Miles also asked the presidents to consider temporary layoffs, temporary salary reductions and temporary benefit reductions. Permanent layoffs were suggested as a last resort.

“I don’t want anyone to lose their jobs,” Miles said, a statement echoed by university administrators and Government of the Student Body President Jonathan Turk.

Miles said institution heads must strategically evaluate where the futures of their institutions lie.

“There may be elements of the institutions that were very significant in the past” that will lose their significance in the future, Miles said. He explained that permanent layoffs could come from such situations or if all other measures taken do not bridge the budget gap.

“That would definitely be at the bottom of my list, but it may be something we have to do,” Miles said.

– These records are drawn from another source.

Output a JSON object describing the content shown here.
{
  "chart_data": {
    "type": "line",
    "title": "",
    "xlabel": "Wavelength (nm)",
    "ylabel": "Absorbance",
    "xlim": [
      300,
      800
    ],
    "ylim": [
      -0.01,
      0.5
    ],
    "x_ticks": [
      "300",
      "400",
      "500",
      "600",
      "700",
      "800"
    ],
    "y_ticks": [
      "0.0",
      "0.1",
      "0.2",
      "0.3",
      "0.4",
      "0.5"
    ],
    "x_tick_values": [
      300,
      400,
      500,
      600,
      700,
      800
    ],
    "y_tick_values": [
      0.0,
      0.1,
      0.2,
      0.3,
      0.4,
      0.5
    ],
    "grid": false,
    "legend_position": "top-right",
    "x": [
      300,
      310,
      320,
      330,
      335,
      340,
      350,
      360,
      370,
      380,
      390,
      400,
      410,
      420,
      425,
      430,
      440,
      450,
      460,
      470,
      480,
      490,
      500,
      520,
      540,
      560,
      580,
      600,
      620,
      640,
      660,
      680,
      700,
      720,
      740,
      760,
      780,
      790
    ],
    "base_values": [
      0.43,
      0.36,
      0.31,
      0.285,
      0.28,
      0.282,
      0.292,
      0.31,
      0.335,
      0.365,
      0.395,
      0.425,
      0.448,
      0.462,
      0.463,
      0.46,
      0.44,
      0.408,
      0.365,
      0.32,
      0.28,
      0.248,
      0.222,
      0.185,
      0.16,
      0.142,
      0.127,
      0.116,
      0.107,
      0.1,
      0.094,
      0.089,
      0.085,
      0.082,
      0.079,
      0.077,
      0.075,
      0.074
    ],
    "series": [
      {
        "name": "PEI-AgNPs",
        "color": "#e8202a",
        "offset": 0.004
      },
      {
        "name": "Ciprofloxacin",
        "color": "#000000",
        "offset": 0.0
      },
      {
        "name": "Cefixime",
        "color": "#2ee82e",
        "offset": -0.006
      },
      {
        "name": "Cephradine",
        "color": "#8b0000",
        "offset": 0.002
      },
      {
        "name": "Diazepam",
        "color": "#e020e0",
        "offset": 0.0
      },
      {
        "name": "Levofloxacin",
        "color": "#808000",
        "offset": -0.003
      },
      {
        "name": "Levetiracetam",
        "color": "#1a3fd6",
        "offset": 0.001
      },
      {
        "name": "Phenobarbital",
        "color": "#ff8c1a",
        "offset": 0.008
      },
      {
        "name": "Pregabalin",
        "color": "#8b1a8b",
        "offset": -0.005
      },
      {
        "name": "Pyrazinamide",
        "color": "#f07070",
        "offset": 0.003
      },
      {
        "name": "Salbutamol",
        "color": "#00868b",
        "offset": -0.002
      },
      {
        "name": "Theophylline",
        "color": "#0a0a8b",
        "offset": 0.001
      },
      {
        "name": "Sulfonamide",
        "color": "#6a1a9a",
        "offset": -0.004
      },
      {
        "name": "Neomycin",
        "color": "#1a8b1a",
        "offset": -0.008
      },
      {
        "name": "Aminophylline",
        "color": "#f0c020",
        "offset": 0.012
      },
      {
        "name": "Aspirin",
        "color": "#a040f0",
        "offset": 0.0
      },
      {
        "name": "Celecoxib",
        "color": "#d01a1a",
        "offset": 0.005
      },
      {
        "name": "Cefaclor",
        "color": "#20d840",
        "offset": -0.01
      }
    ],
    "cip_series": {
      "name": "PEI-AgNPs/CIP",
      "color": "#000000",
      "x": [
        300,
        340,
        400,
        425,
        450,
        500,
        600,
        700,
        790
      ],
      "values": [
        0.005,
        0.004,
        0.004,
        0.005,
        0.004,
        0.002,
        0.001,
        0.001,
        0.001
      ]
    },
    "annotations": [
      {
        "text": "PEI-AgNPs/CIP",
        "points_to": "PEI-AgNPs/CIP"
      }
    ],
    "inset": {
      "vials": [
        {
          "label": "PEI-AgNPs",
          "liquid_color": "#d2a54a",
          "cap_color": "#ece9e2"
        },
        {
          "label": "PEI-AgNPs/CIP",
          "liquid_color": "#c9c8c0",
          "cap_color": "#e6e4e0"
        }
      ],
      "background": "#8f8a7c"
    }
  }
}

He said the state of Iowa has reduced its investment in education over a period of several years, and that state allocations have declined to “levels not seen since 1998.” Adjusted for inflation, allocations are at levels comparable to those from 1990 and earlier.

Miles commended the heads of the institutions for a “remarkable job of doing more with less.” They must now “move swiftly and decisively” to close the budget gap, Miles said, adding that he has “tremendous confidence” in their work.

The board approved a system-wide freeze on general education-funded hirings until it receives and approves action plans from institution heads at the Oct. 29 meeting. Miles withdrew a previous proposal to institute a moratorium on new building construction projects because of the “anxiety and confusion” it generated.

Miles also discussed the cuts’ effects on the special schools, which have no alternate funding.

“As difficult as it is for the public universities, the special schools are strapped even further,” Miles said.

The Iowa School for the Deaf is expected to slash $973,000 from its budget; the Iowa Braille and Sight Saving School will eliminate $547,000.

Time concerns were raised, and in response Miles acknowledged that the Regents’ institutions have “less than a full year to get $60 million worth of a year’s expenses out.”

He said that if the nearly $60 million were to be recovered solely through a tuition increase, it would require an 8.4 percent increase. By adding the one-time American Recovery and Reinvestment Act stimulus funds of $80 million, which the budget will have to account for at the end of the fiscal year when the funds can no longer be used, Miles said a 21.5 percent increase would be necessary.

“I am not advocating and I would not support increases of that magnitude,” Miles said. “We need to be flexible and we need to consider something in excess of the median of HEPI [Higher Education Price Index] might be necessary.”

The median HEPI-suggested increase is 2.7 percent.

Miles said the Regents are doing everything they can to “protect access for … students and to protect quality.”

Turk stressed the importance of maintaining quality at Iowa State, explaining that retention is directly affected by the quality of the university.

The board will meet next on Oct. 29 in Cedar Falls. ISU President Gregory Geoffroy said nothing has been formalized in the university’s action plan.

“University leadership has a lot of work to do in the next few weeks,” Geoffroy said.

Miles and Turk voiced the importance of state support.

Turk said he plans for ISU students and administration to advocate for education at the state level.

“This is the student body upset with the state government and its fiscal priorities,” Turk said.

“All Iowa citizens need to recognize that if we don’t invest in these institutions, there is a price,” Miles said. “We do continue to need the support of the state of Iowa … for what are, in every respect, Iowa institutions.”